Le système, l’anti- système et les tirailleurs( Par Félix Mboup)
Senghor avait, dans un poème encore frais dans la mémoire des écoliers d’Afrique, rendu un vibrant hommage aux tirailleurs sénégalais qui, dans bien des fronts, ont fait preuve de bravoure, d’ héroïsme et de détermination pour aider la France à se libérer. Le poète du Sine que la Seine inspire disait dans ce poème : « Vous Tirailleurs Sénégalais, mes frères noirs à la main chaude sous la glace et la mort,/ Qui pourra vous chanter si ce n’est votre frère d’arme, votre frère de sang?/ Je ne laisserai pas la parole aux ministres et pas aux généraux, /Je ne laisserai pas -non!-les louanges de mépris vous enterrer furtivement».Dans un ton grave empreint de colère, Senghor refuse que les tirailleurs meurent d’une mort inutile.
Le drame des tirailleurs a été aussi poignant qu’il est rare de voir une famille dont un des ascendants n’a pas été dans cette guerre que l’humanité consciente menait contre le fruit du populisme à savoir Hitler. Me rappelant les photos de mes grands-pères Mame Fègne Mbaye de Khombole , Mame Modou Mbaye de Mbao, j’ai le coeur plein d’émotions et le coeur déchiré mais aussi j’éprouve de la fierté. Ils étaient dans ces photos en tenues de tirailleurs, l’arme à la main, le sourire radieux et le regard hardi.C’est dire que de tout temps, le débat sur les tirailleurs a été entretenu et par les artistes et par la gauche et par les scientifiques. Il n’est pas un débat nouveau. Mieux, une historienne française s’intéresse à la question, fait des pèlerinages dans le cimetière de ces héros et exige que la vérité historique soit rétablie. Rien n’est nouveau sous nos cieux. De plus, Sembene embouche la même trompette que Senghor et chante la gloire des tirailleurs dans son film Thiaroye 44. Boubacar Boris Diop fera de même, dans une pièce de théâtre Thiaroye terre rouge. Après avoir attiré l’attention de la France sur les exactions que commit une partie de ces fils sur nos parents, il urge, de mon point de vue, de détourner le regard du rétroviseur, de se pencher sur le présent, afin de mieux se projeter vers l’avenir. Les postures populistes, puériles et trop émotives ne nous mèneront à rien. Je ne disculpe pas la France . Je ne veux non plus étouffer la mémoire. On peut pardonner mais jamais on ne doit oublier. Si l’on oublie, la mémoire, pour parler comme Birago Diop, en rammasant du bois mort, peut nous emmener n’importe quel fagot.

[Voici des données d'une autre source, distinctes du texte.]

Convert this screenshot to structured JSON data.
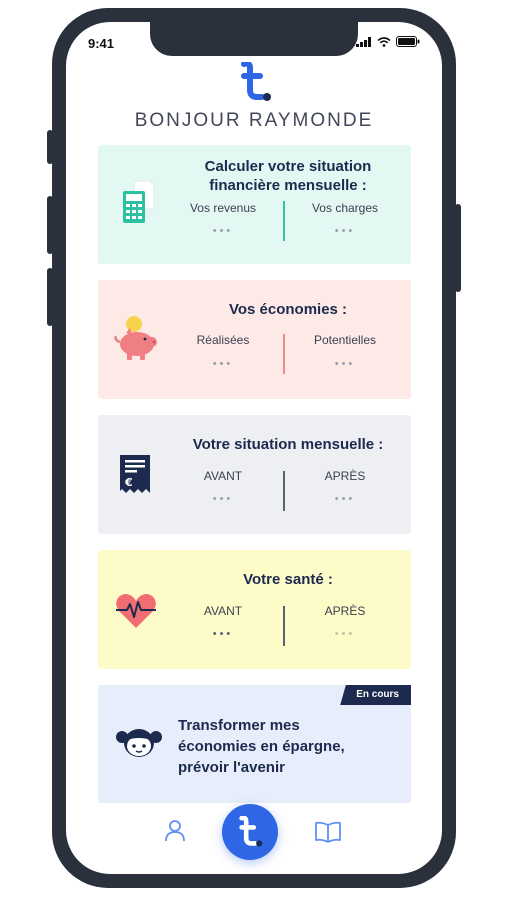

L’heure est au débat sur les vrais enjeux à savoir la question des inondations , de l’école, de la souveraineté alimentaire, de l’éducation et de l’emploi des jeunes. Nous tourner sur les traces du colonisateur pour construire une vision panafricaniste très étriquée ne fait que nous maintenir au fond du gouffre. De nouvelles thématiques autres que celles portant sur les détournements, les deballages, la partisanerie, doivent être abordées avec lucidité, profondeur et surtout intelligence. Mais, soulever des débats des années 40 nous maintiennent dans un nombrilisme fatal et la nostalgie d’une Afrique non- prométhéenne.